— Неправда, лейтенант, я имел в виду совершенно другое.
— А я — именно это, — сказала она, небрежным жестом отметая его возражения. — Они не смотрят на бесформенную телку, она им неинтересна, и они о ней забывают. Я на то и рассчитываю. Добавьте сюда туповатое безразличие, сгорбленную спину, и можете быть уверены, что сами увидите все, а вас — никто. Это не всем дано, но мне всегда здорово помогало.
— Вы преобразовали вашу энергию? — улыбнулся Адамберг.
— В невидимость, — серьезно подтвердила Ретанкур. — Я наблюдала за Митчем и Филиппом-Огюстом — они обменивались знаками, как заговорщики. То же повторилось в ККЖ.
— В какой момент?
— Когда Лалиберте сообщил вам дату преступления. Вы не отреагировали, и это их разочаровало. Но не меня. Вы потрясающе хладнокровны, комиссар. Вы играли, но выглядело все очень натурально. Чтобы хорошо делать свое дело, я должна знать больше.

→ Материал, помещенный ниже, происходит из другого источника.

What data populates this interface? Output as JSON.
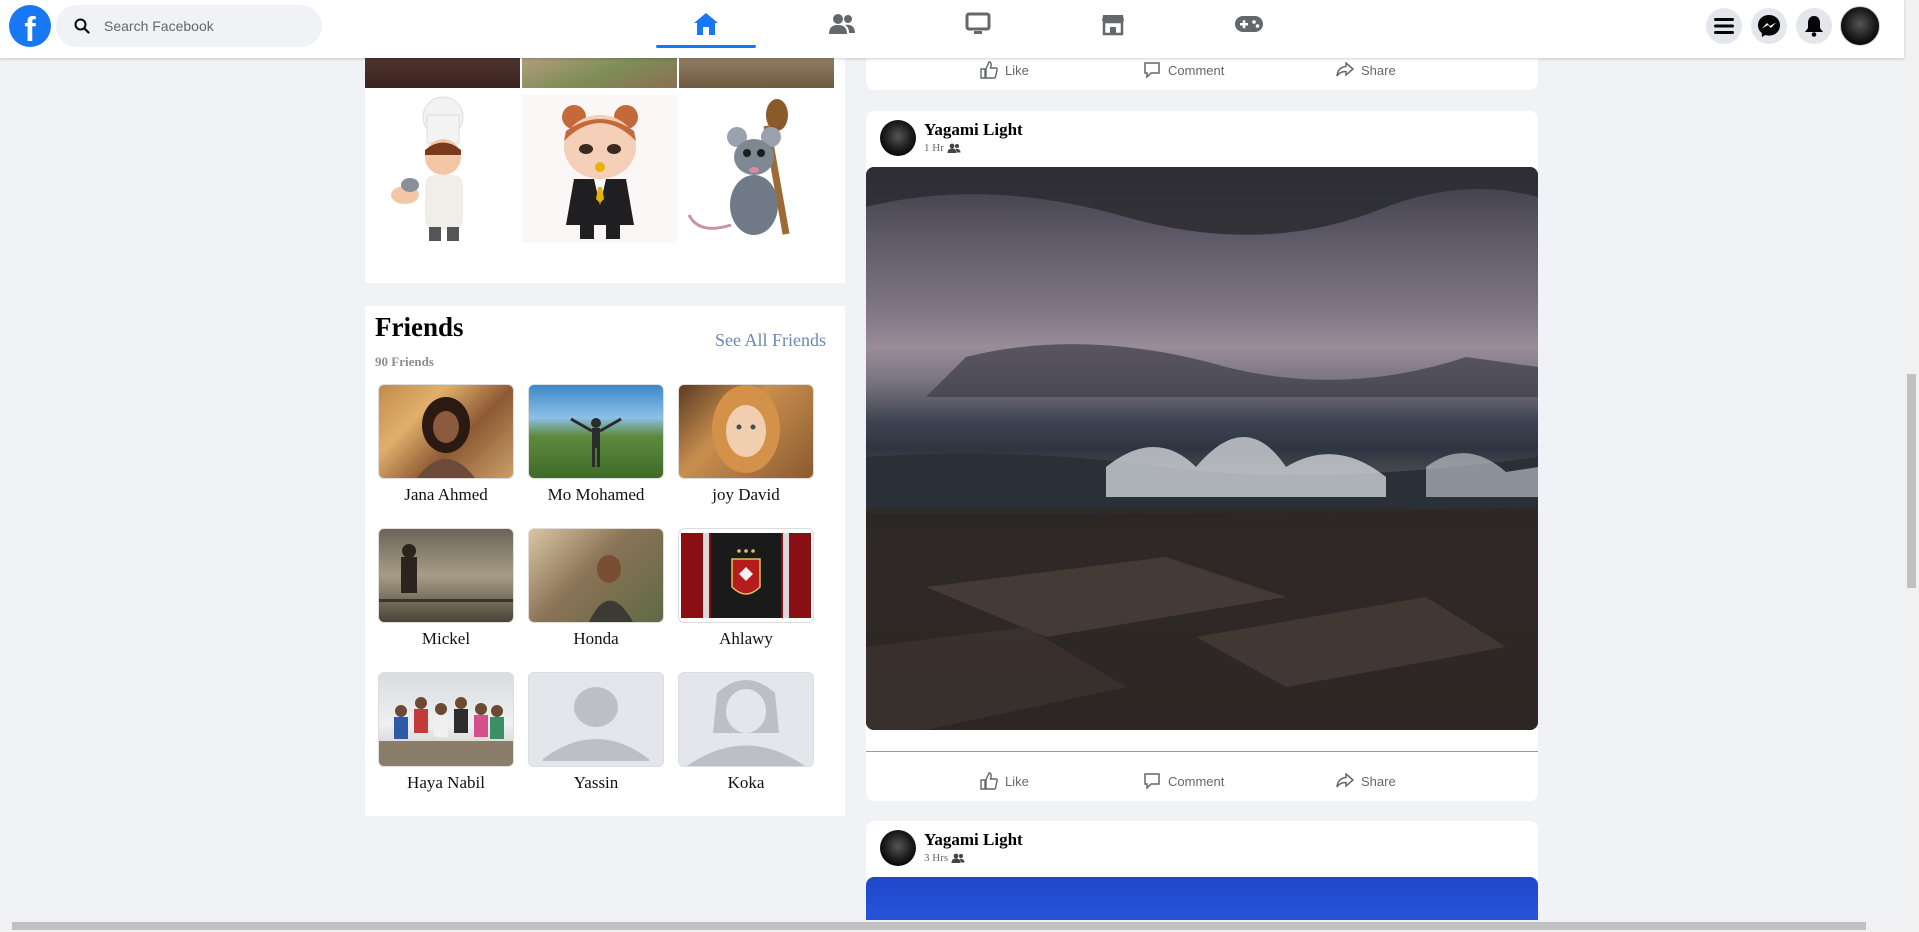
{
  "search": {
    "placeholder": "Search Facebook"
  },
  "logo": {
    "letter": "f"
  },
  "nav": {
    "tabs": [
      {
        "name": "Home",
        "icon": "home-icon",
        "active": true
      },
      {
        "name": "Friends",
        "icon": "friends-icon",
        "active": false
      },
      {
        "name": "Watch",
        "icon": "watch-icon",
        "active": false
      },
      {
        "name": "Marketplace",
        "icon": "marketplace-icon",
        "active": false
      },
      {
        "name": "Gaming",
        "icon": "gaming-icon",
        "active": false
      }
    ],
    "right_buttons": [
      "menu-icon",
      "messenger-icon",
      "notifications-icon"
    ]
  },
  "friends": {
    "title": "Friends",
    "count_label": "90 Friends",
    "see_all_label": "See All Friends",
    "list": [
      {
        "name": "Jana Ahmed"
      },
      {
        "name": "Mo Mohamed"
      },
      {
        "name": "joy David"
      },
      {
        "name": "Mickel"
      },
      {
        "name": "Honda"
      },
      {
        "name": "Ahlawy"
      },
      {
        "name": "Haya Nabil"
      },
      {
        "name": "Yassin"
      },
      {
        "name": "Koka"
      }
    ]
  },
  "actions": {
    "like": "Like",
    "comment": "Comment",
    "share": "Share"
  },
  "posts": [
    {
      "author": "Yagami Light",
      "time": "1 Hr"
    },
    {
      "author": "Yagami Light",
      "time": "3 Hrs"
    }
  ],
  "colors": {
    "brand": "#1877f2",
    "link": "#6b86b8",
    "background": "#f0f2f5"
  }
}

— Вам поручили сопровождать меня, Ретанкур.
— Я сотрудник отдела и выполняю свою работу. Я догадываюсь, что они ищут, но хочу узнать вашу версию. Вы должны доверять мне.
— А почему, лейтенант? Вы ведь меня не любите.
Неожиданное обвинение не смутило лейтенанта.
— Не очень, — подтвердила она. — Но это ничего не меняет. Вы мой начальник, и я выполняю свою работу. Лалиберте хочет вас подловить, он убежден, что вы знали девушку.
— Он ошибается.
— Вы должны доверять мне, — спокойно повторила Ретанкур. — Вы полагаетесь только на себя. Всегда, но сейчас это неправильно. Если только у вас нет серьезного алиби на вечер двадцать шестого октября, начиная с половины одиннадцатого.
— Так серьезно?
— Думаю, да.
— Меня подозревают в том, что я убил девушку? Вы бредите, Ретанкур.
— Скажите мне, вы ее знали?
Адамберг молчал.
— Скажите, комиссар. Тореро, который не знает своего быка, обречен на неудачу.
— Хорошо, лейтенант, я ее знал.
— Черт…
— Она караулила меня на перевалочной тропе с самого первого дня. Я не собираюсь объяснять вам, почему привел ее в номер в воскресенье. Но я это сделал. К несчастью для меня, она оказалась сумасшедшей. Через шесть дней она объявила мне о своей беременности и начала шантажировать.
— Плохо, — констатировала Ретанкур, беря вторую булочку.
— Она была полна решимости лететь с нами, последовать за мной в Париж, жить у меня и разделить мою жизнь, как бы я к этому ни относился. Старый индеец из племени утауэ, который живет в Сент-Агат, предсказал, что я — ее предназначение. Она вцепилась в меня зубами.
— Я никогда не оказывалась в таком положении, но могу себе представить. И как вы поступили?
— Увещевал, отказывался, отталкивал. В конце концов я сбежал. Выскочил в окно и умчался, как белка.